When remitting Employment Insurance (EI), Canada Pension Plan (CPP), and taxes, both liability and expense accounts are involved:

Employment Insurance (EI):

Expense Account: This is where you would record the total EI expense, which includes both the employee and employer portions. In this case, the total EI expense is $49.13 (employee's) + $68.78 (employer's) = $117.91.

Liability Account: When you deduct the EI from the employee's wages, you owe this amount to the government. This is recorded as a liability until you remit it. The liability here is the employee's portion of $49.13.

Canada Pension Plan (CPP):

Expense Account: Record the total CPP expense, which includes both portions. Here, the total is $62.78 (employee's) + $62.78 (employer's) = $125.56.

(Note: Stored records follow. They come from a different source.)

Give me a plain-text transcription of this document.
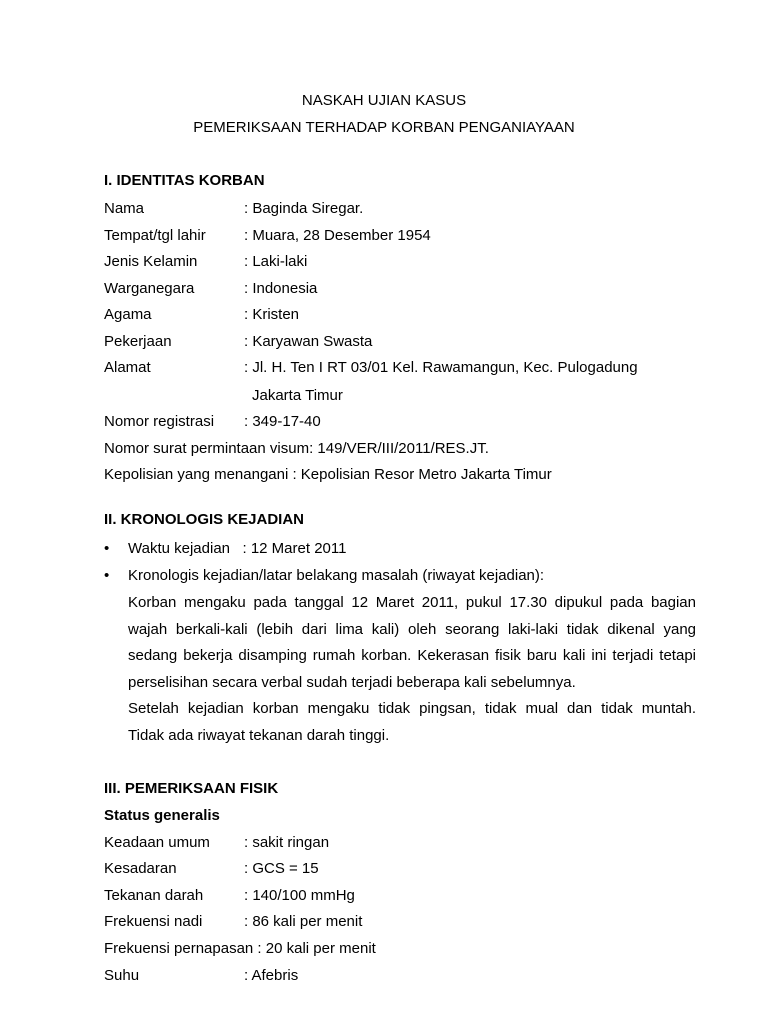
NASKAH UJIAN KASUS
PEMERIKSAAN TERHADAP KORBAN PENGANIAYAAN
I. IDENTITAS KORBAN
Nama	: Baginda Siregar.
Tempat/tgl lahir	: Muara, 28 Desember 1954
Jenis Kelamin	: Laki-laki
Warganegara	: Indonesia
Agama	: Kristen
Pekerjaan	: Karyawan Swasta
Alamat	: Jl. H. Ten I RT 03/01 Kel. Rawamangun, Kec. Pulogadung
Jakarta Timur
Nomor registrasi : 349-17-40
Nomor surat permintaan visum: 149/VER/III/2011/RES.JT.
Kepolisian yang menangani : Kepolisian Resor Metro Jakarta Timur
II. KRONOLOGIS KEJADIAN
• Waktu kejadian   : 12 Maret 2011
• Kronologis kejadian/latar belakang masalah (riwayat kejadian):
Korban mengaku pada tanggal 12 Maret 2011, pukul 17.30 dipukul pada bagian
wajah berkali-kali (lebih dari lima kali) oleh seorang laki-laki tidak dikenal yang
sedang bekerja disamping rumah korban. Kekerasan fisik baru kali ini terjadi tetapi
perselisihan secara verbal sudah terjadi beberapa kali sebelumnya.
Setelah kejadian korban mengaku tidak pingsan, tidak mual dan tidak muntah.
Tidak ada riwayat tekanan darah tinggi.
III. PEMERIKSAAN FISIK
Status generalis
Keadaan umum : sakit ringan
Kesadaran	: GCS = 15
Tekanan darah	: 140/100 mmHg
Frekuensi nadi	: 86 kali per menit
Frekuensi pernapasan : 20 kali per menit
Suhu	: Afebris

Liability Account: The employee's deduction for CPP is a liability of $62.78 until you remit it.
Taxes:

Liability Account: When you withhold tax from an employee's wages, this is recorded as a liability of $40.00 until you send it to the government.

There isn't a separate expense account for the tax as it's an amount taken from the employee's wage and doesn't represent an expense to the employer.

In summary, you'll be posting to expense accounts for the combined total of EI and CPP that the company is responsible for (both employee's and employer's shares). The amounts taken from the employee's wages (EI, CPP, and tax) are posted to liability accounts until remitted to the government.